Even if we allow for these kind of edge cases to be valid with the aforementioned hacks, there will all kinds of ways to break it.
Some different approach that has also been discussed was to use uuid instead. That would probably be most elegant, but would make exceptions harder to read.
Since there are now multiple people having trouble (or expecting too much) from the backticks, maybe the backtick approach is something worth reimplementing, even though the exceptions become harder to read?
@zhaohongqiangsoliva maybe this new activity makes it worth reopening again?

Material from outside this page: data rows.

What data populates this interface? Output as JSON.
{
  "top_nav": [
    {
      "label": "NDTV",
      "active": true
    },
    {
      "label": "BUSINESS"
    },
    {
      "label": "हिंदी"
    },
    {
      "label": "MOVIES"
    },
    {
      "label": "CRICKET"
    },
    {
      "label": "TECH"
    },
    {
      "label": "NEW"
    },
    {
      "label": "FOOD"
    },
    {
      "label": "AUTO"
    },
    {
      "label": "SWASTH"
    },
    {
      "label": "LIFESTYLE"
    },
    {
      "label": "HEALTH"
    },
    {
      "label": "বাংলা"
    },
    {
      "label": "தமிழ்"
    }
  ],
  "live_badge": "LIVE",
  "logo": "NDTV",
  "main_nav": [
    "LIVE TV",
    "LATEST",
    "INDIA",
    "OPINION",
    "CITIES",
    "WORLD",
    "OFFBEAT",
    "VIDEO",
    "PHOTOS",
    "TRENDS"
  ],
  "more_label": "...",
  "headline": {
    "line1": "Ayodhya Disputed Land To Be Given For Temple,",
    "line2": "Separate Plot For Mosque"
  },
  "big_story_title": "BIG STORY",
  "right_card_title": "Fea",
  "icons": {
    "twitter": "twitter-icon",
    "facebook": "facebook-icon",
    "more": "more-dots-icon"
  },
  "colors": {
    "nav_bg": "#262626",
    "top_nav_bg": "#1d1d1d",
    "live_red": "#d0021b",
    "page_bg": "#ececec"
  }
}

Comment From: TomAugspurger
@JivanRoquet Are non-python identifiers even feasible with how query / eval works? I'm not too familiar with it, but my understanding is that we use the ast
module to build up an expression that's passed to numexpr.
Comment From: solivehong
@hwalinga I won't open a closed question,I searched using google, but I didn't find a way.
Comment From: dgua
"I don't think this is right. Datasets' column names (and the people who come up with them) couldn't care less about Python semantics, and it seems reasonable enough to think that Pandas users would expect eval and query to work out-of-the-box with any kind of dataset column names."

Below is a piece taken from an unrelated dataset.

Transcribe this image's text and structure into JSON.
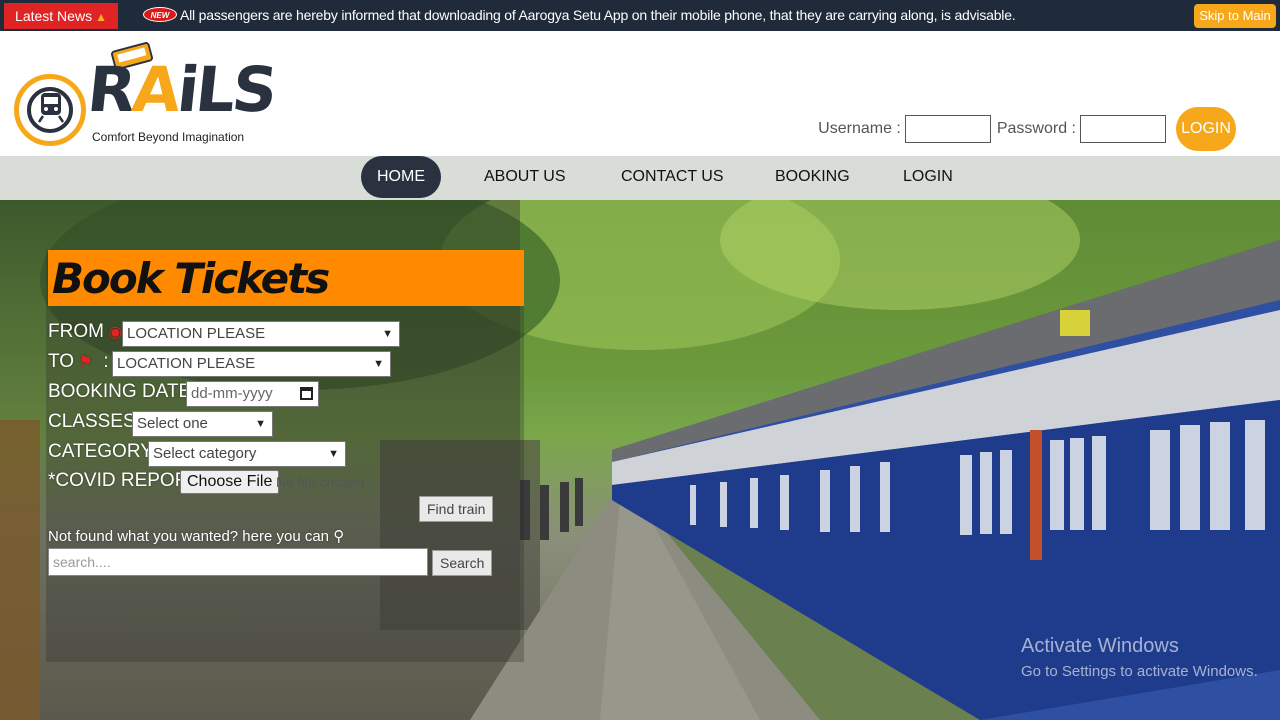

100% agree with @JivanRoquet. This needs to work for all of us who use real life data files. This issue needs to be resolved.
Comment From: TomAugspurger
@dgua do you have a design proposal?
Comment From: hwalinga
@TomAugspurger To give you little background. Using non-python identifiers was solved in https://github.com/pandas-dev/pandas/pull/24955 . However, it was only solved for spaces. This issue talks about extending that functionality. I actually already implemented it here: https://github.com/hwalinga/pandas/tree/allow-special-characters-query
Shall I make a PR? (I will then also make the change to allow numbers in the beginning.)
Comment From: jreback
@hwalinga your implementation looks ok; even though i am basically 0- on generally using query / eval (as its very opaque to readers); would be ok with this change
Comment From: shankari
This has been resolved 5 years ago, but in case this issue ever comes up for discussion again (maybe in an effort to simplify/cleanup code), I just want to highlight that calling pandas.json_normalize
on nested code generates column names with dots.
>>> import pandas as pd
>>> t = [{"a": {"b": 2, "c": 3}}, {"a": {"b": 4, "c": 5}}]
>>> pd.json_normalize(t)
a.b a.c
0 2 3
1 4 5
wrt
even though i am basically 0- on generally using query / eval (as its very opaque to readers); would be ok with this change
querying these values can be a bit cumbersome - e.g. the basic filter doesn't work
>>> td = pd.json_normalize(t)
>>> td[td.a.b == 4]
Traceback (most recent call last):
File "<stdin>", line 1, in <module>
File "/Users/kshankar/miniconda-25.1.1/envs/emission/lib/python3.9/site-packages/pandas/core/generic.py", line 5902, in __getattr__
return object.__getattribute__(self, name)
AttributeError: 'DataFrame' object has no attribute 'a'
Using an explicit column name works
>>> td[td['a.b'] == 4]
a.b a.c
1 4 5
but not for more complex queries
>>> td[td['a.b'] == 4 || td['a.c'] == 3]
File "<stdin>", line 1
td[td['a.b'] == 4 || td['a.c'] == 3]
^
SyntaxError: invalid syntax
>>> td[(td['a.b'] == 4) or (td['a.c'] == 3)]
Traceback (most recent call last):
File "<stdin>", line 1, in <module>
File "/Users/kshankar/miniconda-25.1.1/envs/emission/lib/python3.9/site-packages/pandas/core/generic.py", line 1527, in __nonzero__
raise ValueError(
ValueError: The truth value of a Series is ambiguous. Use a.empty, a.bool(), a.item(), a.any() or a.all().